As such, they’ll need to utilize a realtime analytical architecture designed to support the freshness, concurrency, and latency requirements. Tinybird fits the bill here.
What is Tinybird?
Tinybird is a serverless backend for developers building operational applications on top of large amounts of data. It lets you easily ingest data from varied sources, transform and enrich that data with SQL, and expose results to applications via scalable HTTP endpoints.
An example with Tinybrd
Returning to Nikidas, our eCommerce company with multiple webstores. In addition to its analytical reporting requirements, Nikidas wants to give its Sales & Marketing team the ability to measure and improve the impact of revenue-generating campaigns, from advertisements to seasonal sales to product placements, especially as they introduce new variants and tests to the campaigns.
The fundamental question Sales & Marketing must answer is “Are the campaigns we’re running, and the tests we’re introducing, positively impacting product sales right now?” To inform decisions about messaging and ad placement, they need realtime information about campaign-influenced revenue. The sooner they get that data, the more confidence they have that a particular campaign variant actually influenced (or deterred) revenue growth.

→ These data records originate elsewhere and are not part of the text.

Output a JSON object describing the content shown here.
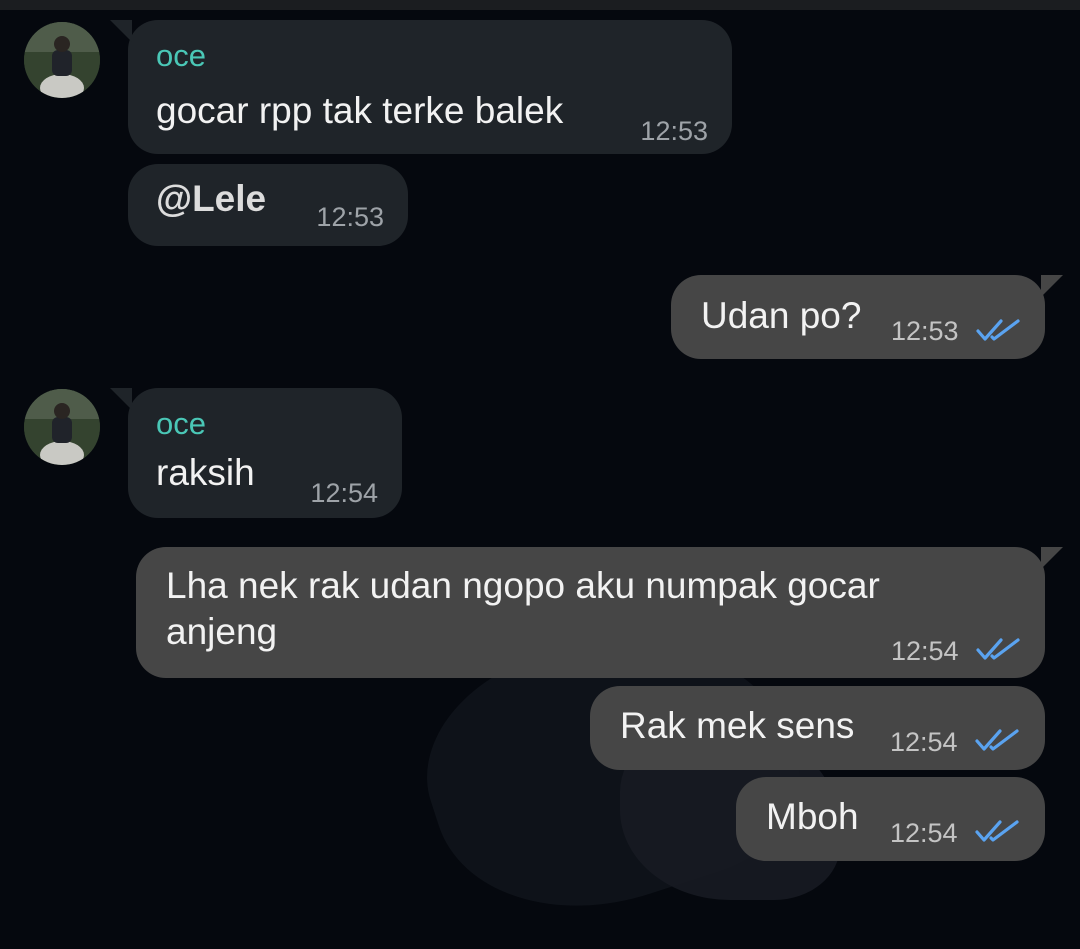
{
  "messages": [
    {
      "sender": "oce",
      "text": "gocar rpp tak terke balek",
      "time": "12:53"
    },
    {
      "text": "@Lele",
      "time": "12:53"
    },
    {
      "text": "Udan po?",
      "time": "12:53",
      "status_icon": "double-check-icon"
    },
    {
      "sender": "oce",
      "text": "raksih",
      "time": "12:54"
    },
    {
      "text": "Lha nek rak udan ngopo aku numpak gocar anjeng",
      "time": "12:54",
      "status_icon": "double-check-icon"
    },
    {
      "text": "Rak mek sens",
      "time": "12:54",
      "status_icon": "double-check-icon"
    },
    {
      "text": "Mboh",
      "time": "12:54",
      "status_icon": "double-check-icon"
    }
  ],
  "colors": {
    "background": "#05080e",
    "incoming_bubble": "#1f2429",
    "outgoing_bubble": "#464646",
    "sender_name": "#4ac7b6",
    "read_check": "#5aa3f0"
  }
}
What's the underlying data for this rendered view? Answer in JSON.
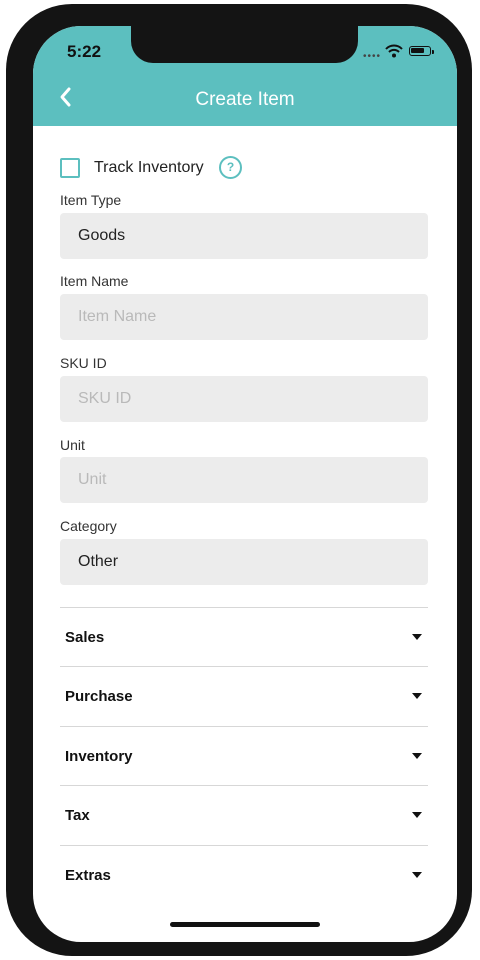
{
  "status_bar": {
    "time": "5:22"
  },
  "header": {
    "title": "Create Item"
  },
  "track_inventory": {
    "label": "Track Inventory",
    "checked": false
  },
  "form": {
    "item_type": {
      "label": "Item Type",
      "value": "Goods"
    },
    "item_name": {
      "label": "Item Name",
      "placeholder": "Item Name"
    },
    "sku_id": {
      "label": "SKU ID",
      "placeholder": "SKU ID"
    },
    "unit": {
      "label": "Unit",
      "placeholder": "Unit"
    },
    "category": {
      "label": "Category",
      "value": "Other"
    }
  },
  "sections": [
    "Sales",
    "Purchase",
    "Inventory",
    "Tax",
    "Extras"
  ],
  "colors": {
    "accent": "#5cbfbf"
  }
}
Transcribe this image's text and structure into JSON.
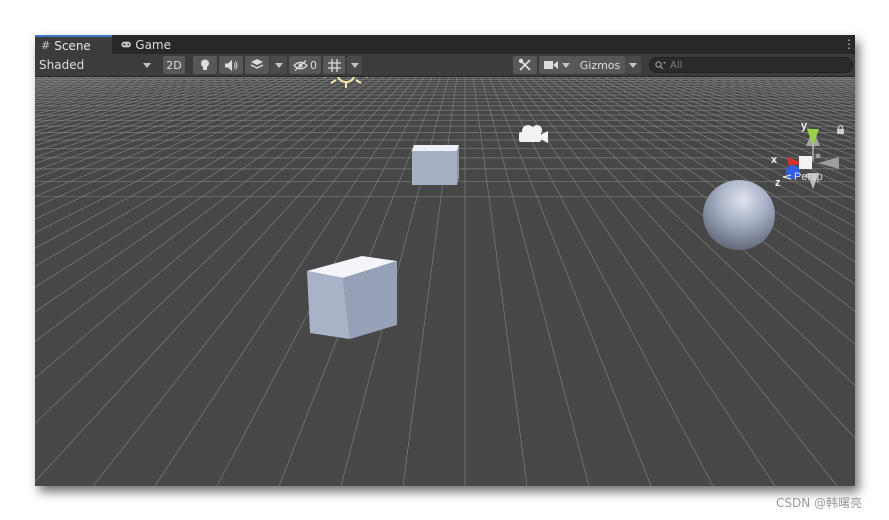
{
  "tabs": [
    {
      "label": "Scene",
      "icon": "grid-icon",
      "active": true
    },
    {
      "label": "Game",
      "icon": "gamepad-icon",
      "active": false
    }
  ],
  "toolbar": {
    "shading_mode": "Shaded",
    "toggle_2d": "2D",
    "hidden_count": "0",
    "gizmos_label": "Gizmos",
    "search_placeholder": "All"
  },
  "scene": {
    "projection_label": "Persp",
    "axis_x": "x",
    "axis_y": "y",
    "axis_z": "z"
  },
  "watermark": "CSDN @韩曙亮",
  "colors": {
    "tab_accent": "#3a79bb",
    "viewport_bg": "#474747",
    "axis_x": "#d3322c",
    "axis_y": "#78c53a",
    "axis_z": "#2f5fe0"
  }
}
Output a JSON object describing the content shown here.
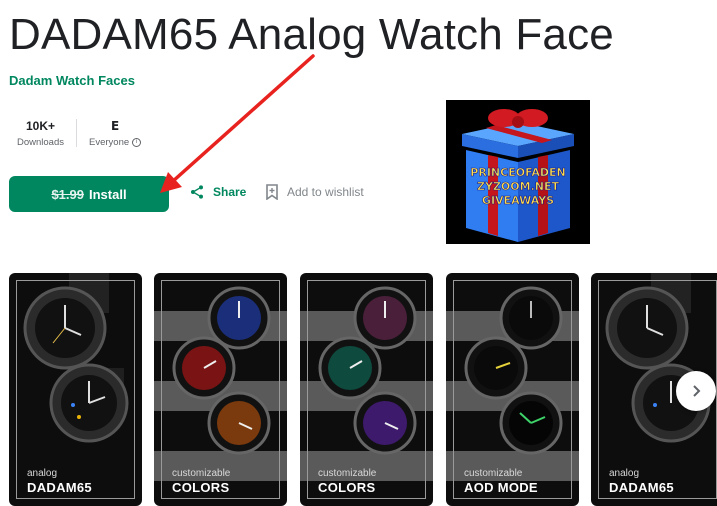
{
  "app": {
    "title": "DADAM65 Analog Watch Face",
    "developer": "Dadam Watch Faces"
  },
  "stats": {
    "downloads_value": "10K+",
    "downloads_label": "Downloads",
    "rating_label": "Everyone"
  },
  "actions": {
    "old_price": "$1.99",
    "install_label": "Install",
    "share_label": "Share",
    "wishlist_label": "Add to wishlist"
  },
  "promo": {
    "lines": [
      "PRINCEOFADEN",
      "ZYZOOM.NET",
      "GIVEAWAYS"
    ]
  },
  "screenshots": [
    {
      "small": "analog",
      "big": "DADAM65"
    },
    {
      "small": "customizable",
      "big": "COLORS"
    },
    {
      "small": "customizable",
      "big": "COLORS"
    },
    {
      "small": "customizable",
      "big": "AOD MODE"
    },
    {
      "small": "analog",
      "big": "DADAM65"
    }
  ],
  "colors": {
    "accent": "#01875f",
    "arrow": "#e8231f"
  },
  "icons": {
    "share": "share-icon",
    "wishlist": "bookmark-add-icon",
    "next": "chevron-right-icon",
    "info": "info-icon"
  }
}
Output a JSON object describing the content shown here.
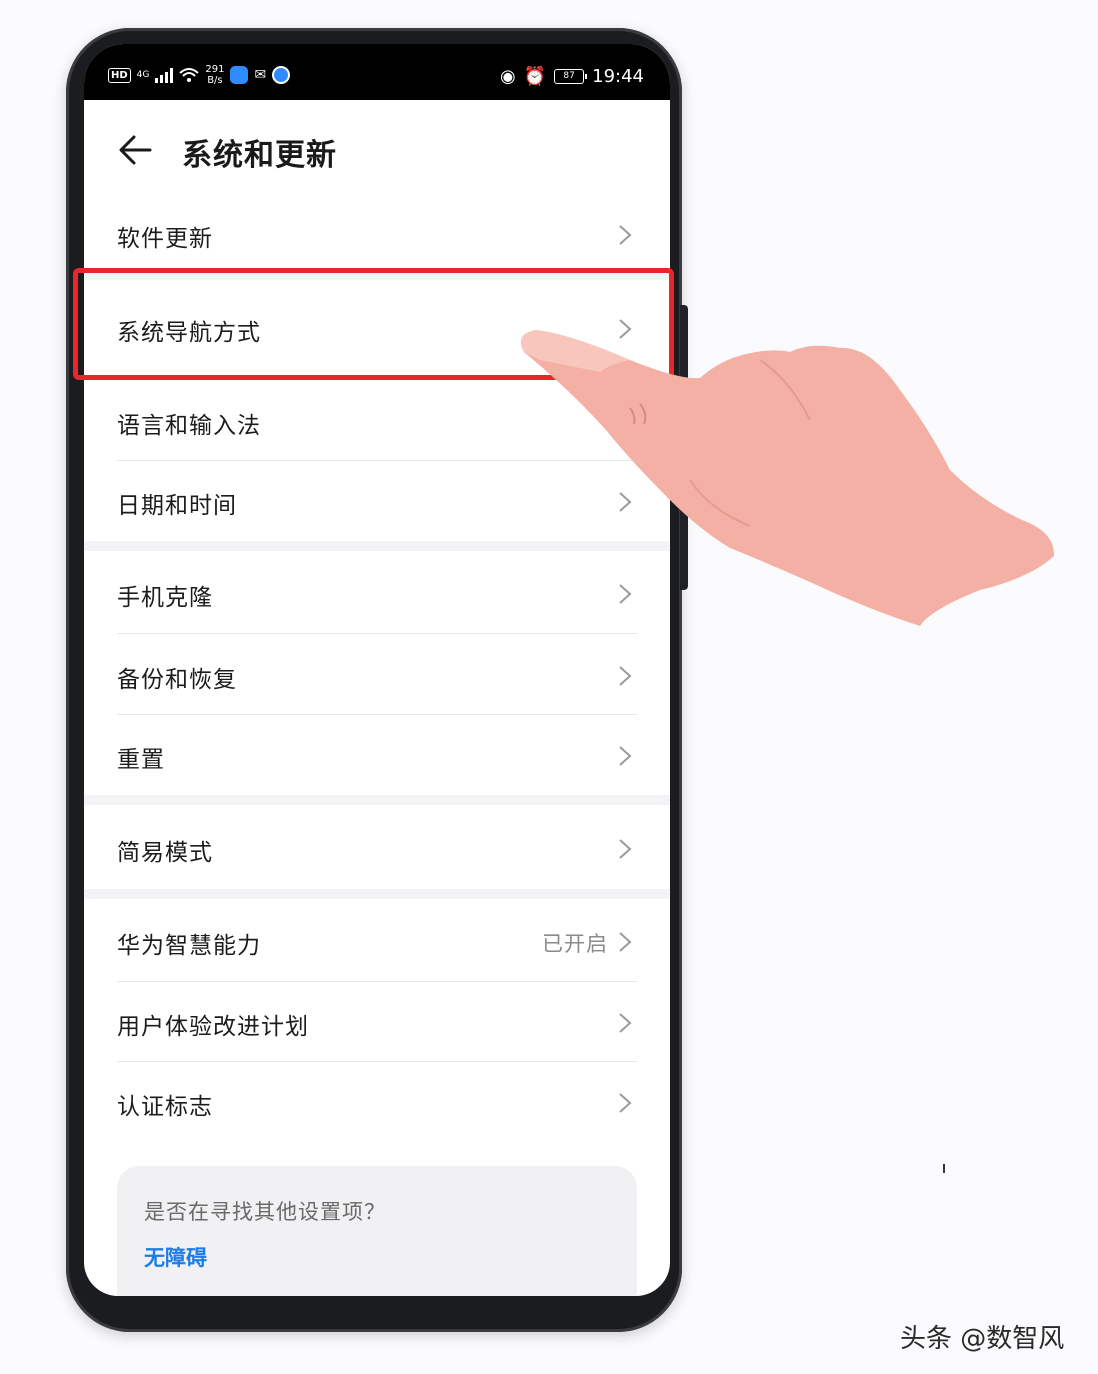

Step 1 - Nikidas engineers ingest data into Tinybird using one of several methods. In this case, ‘Sales Events’ are already being published to a Kafka topic. Nikidas engineers connect the Kafka cluster directly to Tinybird (this could be self-hosted OSS Kafka, Confluence, Cloudera, MSK, or even Kafka-compatible clusters of Redpanda and Pulsar). Tinybird consumes sales events from the topic and stores them in a Tinybird Data Source. There is no need for batching, and no artificially-introduced latency.
Step 2 - With raw events data in Tinybird, Nikidas engineers then write transformations and analytical logic using chained, composable SQL nodes called Pipes. Pipes can be used to enrich Sales Events data with campaign metadata and apply filters and aggregations. They can also be used to generate realtime materialized views which incrementally update as new data is ingested, and can be used as a Data Source by subsequent Pipes. As data is ingested into Tinybird, they pass through these Pipes on the fly.
Step 3 - Nikidas engineers publish the results of selected Tinybird Pipes as parameterized HTTP endpoints. This happens with a single click or command; there are no custom libraries or additional frameworks to learn or integrate. The resulting endpoints return results based on the freshest data, and can be called by frontend applications or backend services using any HTTP requests library. They scale to handle thousands of concurrent requests with millisecond latency.
Where Tinybird fits into your data architecture
Unlike the AWS tools, Tinybird is fundamentally a platform for application development. Where business intelligence applications largely focus on internal stakeholder reporting and observability, Tinybird focuses on creating data products for application development. Tinybird is uniquely suited for cases where product UX needs demand low latency response times on analytical queries over fresh data.
Tinybird + AWS Tools: A complete data architecture
Most businesses have both analytical and operational use cases. In the case of Nikidas, the analytical use case with AWS tools involves business intelligence where strategic decisions made on protracted time scales impact the business trajectory. The operational use case with Tinybird involves day-to-day processes where split-second decisions directly impact revenue growth and realtime profit and loss outcomes. Combining AWS cloud tools Kinesis + S3 + Glue + Athena and Tinybird into a unified data architecture leverages the strengths of each architecture, setting the business up for long term success based on data-driven strategic and operational decisions.